Published online by Cambridge University Press: 05 December 2013
Received Orientalisms and New Departures
Over the last three decades the term “orientalism” has become a commonplace and often pejorative term within cultural studies. In Edward Said's seminal Orientalism (1978) the term was first defined critically as a mode of thought and writing by which Western discourses exercise a form of ideological power over the peoples and cultures of the East, reducing them to Europe's consummate other: exotic, degenerate, passive, fanatical, mysterious, civilized, and uncivilized by degree. The term has, though, come to be used so liberally that it seems to imply the existence of a real, unified historical school of thought, an ideological movement of like-minded people or at least a recognized set of writings, attitudes, and beliefs that carried that name within the Europe of the eighteenth and nineteenth centuries.
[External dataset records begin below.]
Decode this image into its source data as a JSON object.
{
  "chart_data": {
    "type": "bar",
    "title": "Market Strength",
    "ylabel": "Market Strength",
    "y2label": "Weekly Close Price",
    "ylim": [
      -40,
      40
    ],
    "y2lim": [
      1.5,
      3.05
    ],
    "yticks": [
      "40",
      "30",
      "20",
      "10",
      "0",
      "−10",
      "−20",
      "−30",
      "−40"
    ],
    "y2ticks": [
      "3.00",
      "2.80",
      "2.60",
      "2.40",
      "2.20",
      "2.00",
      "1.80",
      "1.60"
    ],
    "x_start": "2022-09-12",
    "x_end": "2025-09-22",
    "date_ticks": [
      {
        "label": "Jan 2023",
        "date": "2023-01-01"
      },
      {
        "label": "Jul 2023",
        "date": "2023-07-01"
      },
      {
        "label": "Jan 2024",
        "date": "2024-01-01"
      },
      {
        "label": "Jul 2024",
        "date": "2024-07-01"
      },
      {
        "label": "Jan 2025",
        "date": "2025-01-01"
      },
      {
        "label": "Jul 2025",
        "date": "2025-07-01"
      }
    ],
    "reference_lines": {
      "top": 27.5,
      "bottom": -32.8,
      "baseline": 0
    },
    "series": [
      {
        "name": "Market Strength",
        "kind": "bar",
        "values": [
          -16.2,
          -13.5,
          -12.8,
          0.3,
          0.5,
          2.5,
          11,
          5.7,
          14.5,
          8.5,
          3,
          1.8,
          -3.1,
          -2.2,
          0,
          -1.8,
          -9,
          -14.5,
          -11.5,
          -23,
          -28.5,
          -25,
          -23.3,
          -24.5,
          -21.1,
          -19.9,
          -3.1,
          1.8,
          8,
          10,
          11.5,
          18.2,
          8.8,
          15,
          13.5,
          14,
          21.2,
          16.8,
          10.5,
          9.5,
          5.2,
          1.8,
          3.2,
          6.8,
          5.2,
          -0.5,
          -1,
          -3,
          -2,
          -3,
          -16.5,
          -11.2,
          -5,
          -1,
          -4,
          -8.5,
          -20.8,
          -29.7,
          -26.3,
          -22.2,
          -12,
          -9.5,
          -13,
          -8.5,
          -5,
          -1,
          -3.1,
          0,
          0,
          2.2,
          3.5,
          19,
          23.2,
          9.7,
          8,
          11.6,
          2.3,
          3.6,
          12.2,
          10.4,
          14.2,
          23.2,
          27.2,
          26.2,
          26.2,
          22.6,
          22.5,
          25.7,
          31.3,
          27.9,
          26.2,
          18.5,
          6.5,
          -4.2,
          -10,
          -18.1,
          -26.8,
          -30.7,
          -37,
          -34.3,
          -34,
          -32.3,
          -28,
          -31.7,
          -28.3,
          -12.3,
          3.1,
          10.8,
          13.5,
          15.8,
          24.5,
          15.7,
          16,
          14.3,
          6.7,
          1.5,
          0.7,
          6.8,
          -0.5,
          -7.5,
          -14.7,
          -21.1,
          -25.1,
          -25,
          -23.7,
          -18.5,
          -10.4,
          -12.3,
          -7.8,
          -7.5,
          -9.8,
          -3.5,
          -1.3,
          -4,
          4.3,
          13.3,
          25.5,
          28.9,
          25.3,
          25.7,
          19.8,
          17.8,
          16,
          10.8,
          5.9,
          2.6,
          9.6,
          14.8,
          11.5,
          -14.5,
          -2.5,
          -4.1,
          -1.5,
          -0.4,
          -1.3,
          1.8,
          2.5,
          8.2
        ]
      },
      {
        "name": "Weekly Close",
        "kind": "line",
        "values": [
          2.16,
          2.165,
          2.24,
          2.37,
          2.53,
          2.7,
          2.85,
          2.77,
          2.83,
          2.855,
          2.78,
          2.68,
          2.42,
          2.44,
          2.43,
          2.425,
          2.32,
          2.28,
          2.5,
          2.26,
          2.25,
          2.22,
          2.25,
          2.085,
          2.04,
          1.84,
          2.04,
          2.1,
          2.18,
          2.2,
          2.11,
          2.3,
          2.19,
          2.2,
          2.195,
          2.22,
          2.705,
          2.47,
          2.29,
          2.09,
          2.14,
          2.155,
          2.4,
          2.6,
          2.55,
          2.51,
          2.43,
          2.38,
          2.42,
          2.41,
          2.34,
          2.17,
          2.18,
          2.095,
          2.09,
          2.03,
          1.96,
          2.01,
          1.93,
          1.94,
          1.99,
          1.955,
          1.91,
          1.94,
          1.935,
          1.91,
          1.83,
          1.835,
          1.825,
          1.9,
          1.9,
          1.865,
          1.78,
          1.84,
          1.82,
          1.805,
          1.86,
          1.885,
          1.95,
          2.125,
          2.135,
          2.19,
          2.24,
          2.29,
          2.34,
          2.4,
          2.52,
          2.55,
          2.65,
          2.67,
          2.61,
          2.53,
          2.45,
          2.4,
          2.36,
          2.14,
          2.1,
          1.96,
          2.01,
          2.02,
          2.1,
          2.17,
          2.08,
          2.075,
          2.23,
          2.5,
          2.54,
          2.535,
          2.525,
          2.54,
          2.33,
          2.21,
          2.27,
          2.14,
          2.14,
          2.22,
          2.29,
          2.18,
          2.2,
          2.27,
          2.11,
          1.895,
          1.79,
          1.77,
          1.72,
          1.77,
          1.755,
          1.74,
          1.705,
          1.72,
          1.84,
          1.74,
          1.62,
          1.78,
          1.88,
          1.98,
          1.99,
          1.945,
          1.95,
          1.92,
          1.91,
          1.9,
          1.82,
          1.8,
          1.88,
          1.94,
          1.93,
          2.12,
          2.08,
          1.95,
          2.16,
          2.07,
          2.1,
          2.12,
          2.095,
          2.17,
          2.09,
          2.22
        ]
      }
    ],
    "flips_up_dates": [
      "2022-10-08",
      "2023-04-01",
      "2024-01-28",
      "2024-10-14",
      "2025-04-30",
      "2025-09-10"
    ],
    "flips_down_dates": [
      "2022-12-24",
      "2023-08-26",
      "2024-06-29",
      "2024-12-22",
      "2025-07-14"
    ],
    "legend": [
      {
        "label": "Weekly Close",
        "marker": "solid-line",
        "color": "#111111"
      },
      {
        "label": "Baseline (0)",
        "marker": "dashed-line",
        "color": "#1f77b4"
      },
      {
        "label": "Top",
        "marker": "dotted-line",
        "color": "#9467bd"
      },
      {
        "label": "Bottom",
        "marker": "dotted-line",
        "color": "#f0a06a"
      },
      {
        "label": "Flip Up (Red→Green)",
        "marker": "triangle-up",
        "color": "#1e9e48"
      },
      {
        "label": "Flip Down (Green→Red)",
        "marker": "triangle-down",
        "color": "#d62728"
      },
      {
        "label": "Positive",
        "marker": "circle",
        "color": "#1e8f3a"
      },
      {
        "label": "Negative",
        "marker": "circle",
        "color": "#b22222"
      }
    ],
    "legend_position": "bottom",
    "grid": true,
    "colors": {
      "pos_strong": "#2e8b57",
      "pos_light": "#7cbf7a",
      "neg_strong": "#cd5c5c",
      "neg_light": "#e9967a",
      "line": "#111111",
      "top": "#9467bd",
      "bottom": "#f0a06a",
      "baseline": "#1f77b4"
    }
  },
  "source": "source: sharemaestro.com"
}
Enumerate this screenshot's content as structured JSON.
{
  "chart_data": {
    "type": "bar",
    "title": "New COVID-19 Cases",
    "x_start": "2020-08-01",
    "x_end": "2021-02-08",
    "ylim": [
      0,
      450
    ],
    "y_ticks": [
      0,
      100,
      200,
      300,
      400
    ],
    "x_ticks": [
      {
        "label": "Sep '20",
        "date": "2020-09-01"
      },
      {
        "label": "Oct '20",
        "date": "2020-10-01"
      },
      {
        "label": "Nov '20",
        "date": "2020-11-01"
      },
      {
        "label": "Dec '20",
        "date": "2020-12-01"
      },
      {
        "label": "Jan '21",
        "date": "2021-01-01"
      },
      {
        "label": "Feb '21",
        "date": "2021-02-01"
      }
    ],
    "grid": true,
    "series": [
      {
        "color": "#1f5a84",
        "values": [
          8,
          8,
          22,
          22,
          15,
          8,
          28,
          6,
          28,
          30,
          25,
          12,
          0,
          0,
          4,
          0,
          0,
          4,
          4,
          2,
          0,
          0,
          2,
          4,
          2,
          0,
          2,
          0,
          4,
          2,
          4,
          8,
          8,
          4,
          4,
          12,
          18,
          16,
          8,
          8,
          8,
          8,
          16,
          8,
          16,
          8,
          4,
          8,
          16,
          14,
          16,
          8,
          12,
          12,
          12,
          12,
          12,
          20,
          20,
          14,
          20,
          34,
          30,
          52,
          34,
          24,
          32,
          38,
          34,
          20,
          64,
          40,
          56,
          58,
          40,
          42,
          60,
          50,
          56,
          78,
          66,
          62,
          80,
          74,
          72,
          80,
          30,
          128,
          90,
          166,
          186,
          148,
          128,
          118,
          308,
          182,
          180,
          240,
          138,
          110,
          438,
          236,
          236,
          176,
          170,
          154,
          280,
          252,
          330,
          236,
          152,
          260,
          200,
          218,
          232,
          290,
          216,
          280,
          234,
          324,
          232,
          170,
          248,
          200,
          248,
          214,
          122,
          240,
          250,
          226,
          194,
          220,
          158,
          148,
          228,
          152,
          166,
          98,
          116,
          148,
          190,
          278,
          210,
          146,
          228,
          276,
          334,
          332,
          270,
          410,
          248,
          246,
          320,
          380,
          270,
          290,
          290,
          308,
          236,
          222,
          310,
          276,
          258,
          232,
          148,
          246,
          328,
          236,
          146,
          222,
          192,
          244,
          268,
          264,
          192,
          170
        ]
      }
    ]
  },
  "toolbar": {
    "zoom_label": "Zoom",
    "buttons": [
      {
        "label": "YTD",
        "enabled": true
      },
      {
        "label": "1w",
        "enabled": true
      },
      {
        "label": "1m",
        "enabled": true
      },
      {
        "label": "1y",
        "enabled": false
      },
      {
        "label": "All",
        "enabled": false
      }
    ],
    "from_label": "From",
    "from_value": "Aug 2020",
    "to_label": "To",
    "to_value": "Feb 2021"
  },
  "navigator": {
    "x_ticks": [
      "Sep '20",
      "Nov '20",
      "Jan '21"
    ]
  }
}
This was not the case. Naturally, the terms “Orient” and “orientalism” permeate this volume. Here, though, they are treated within a context of critical awareness, as a contemporary tool for critically tracing patterns and tendencies within historical European discourses. The scope of what can be termed “orientalism,” of where and in what forms we might seek it, of the range of differing functions it fulfills in differing contexts, and of where, quite simply, the so-called Orient was thought to be in a geographical sense, must be considered as open to a process of redefinition.